Bishop Cunningham meets with committee for Persons with Disabilities

By Connie Berry
SUN editor

Opening the doors of the churches in the Syracuse Diocese to persons with disabilities is an ongoing challenge. There is the matter of accommodating their physical needs, not to mention their educational, spiritual and emotional needs. Parishes have come a long way as far as making their buildings accessible. Retired Bishop James Moynihan made the accessibility issue a priority under his tenure.

Over the past several years the people from all regions of the diocese involved in the ministry at the Office for Ministry with Persons With Disabilities have continued to meet and look for ways to keep their ministry alive. The office currently falls under the Catholic Charities umbrella, but there is no longer a full time director of that office. Every year in September they organize the annual Mass recognizing persons with disabilities. On Nov. 8, a group of advocates and parents met with Bishop Robert Cunningham to explain their history in the diocese and to ask for his support.

A strong committee was formed in 1986, according to original member Rachel Perkins.

“Our main focus then was preparing the persons with disabilities for catechesis and the sacraments,” Perkins told the group. “We were really talking about segregation back then and were just heading towards inclusion.”

Perkins acknowledged that many pastors have made changes since then but she said there are still unresolved areas of accessibility.

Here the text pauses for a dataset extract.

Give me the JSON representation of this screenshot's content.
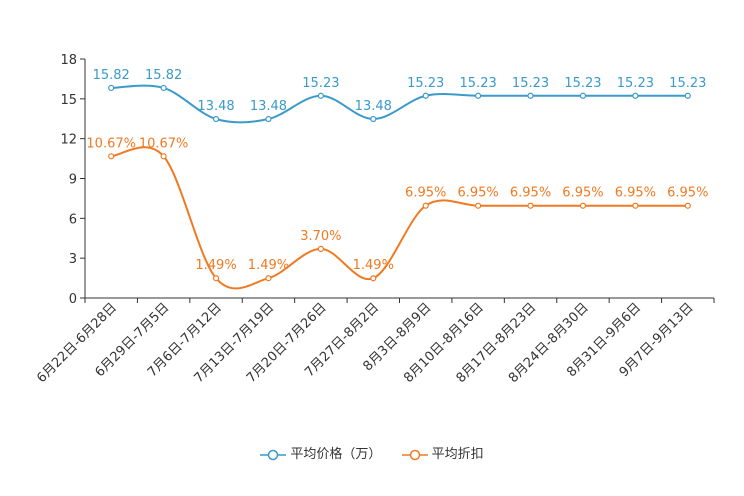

There was a youth program funded by a non-profit organization and supported by Immaculate Conception in Fayetteville and St. Ann’s in Manlius, Perkins said. The program matched peers with persons with disabilities and they participated in recreational and social activities together. “We actually won a national award with that program,” Perkins explained as she stated the group’s history.

Bishop Cunningham told them he had worked on a committee for persons with disabilities in the Buffalo Diocese and that he absolutely wants to include persons with disabilities fully in all aspects of church life.

“I have been at several churches in the diocese since I arrived and I have been delighted to find readers, greeters and altar servers with disabilities at many of them,” Bishop Cunningham said. “From my limited time here, I have seen the progress you have made. It is important when we look forward to recognize that much has already been done.”

The parents at the meeting expressed their concerns about churches still not being a comfortable place to bring their disabled children. Sister Germaine Hilston, CSJ, directs the religious education program for children with disabilities in the Northern Region of the diocese. She works out of the old St. Mary’s School in Oswego.

“My biggest challenge is getting parents to feel free to bring their children to religious education class,” Sister Germaine told the group. “There is a long history there of them not being included and sometimes they don’t see that it’s better if their child is included.”

One parent expressed his frustration with three different dioceses he has lived in with his family. He and his wife have a 36-year-old daughter currently living in a group home.

“We have felt abandoned by the church,” he said. “We’ve never lost our faith but we’ve never been impressed with the way the Catholic Church handles our daughter’s situation.”

Holy Family Church in Fairmount serves as a home base for two women religious who have come to the diocese to assist in ministry to persons with disabilities, Sister Theresann Gehringer and Sister Caryn Haas, both Daughters of St. Mary of Providence. They were also present at the meeting and Sister Theresann voiced her concerns about accessibility.

“We have religious education teachers who are willing to teach but the Bishop’s Academy needs to be accessible,” Sister Theresann said.

There were representatives from community organizations also present, and they are often the people who help facilitate the services for persons with disabilities. Tom Goslowski from the Central New York Developmental Disabilities Services Office (CNYDDSO) and Barbara Anderson from the Rome office of the CNYDDSO came to share their thoughts as well. Anderson explained that budget cuts over the years brought the consumers out into the communities where they needed to find services and connections, rather than in segregated settings. A religious needs committee was formed to look at ways to get consumers to church so that they could participate.

“We have consumers that go to St. Paul’s in Rome once a month and they love it,” Anderson said.

She said that support needs to come from pastors and from the top and that there are grants available to help make churches handicapped accessible.

Another parent described a program at Holy Family Parish in Vernon. He said that the confirmation class sponsored his daughter’s group home and they all benefited from the socialization experiences the program offered.

“You have given me food for thought,” Bishop Cunningham said. “I do want to be supportive and advocate for full participation for persons with disabilities.”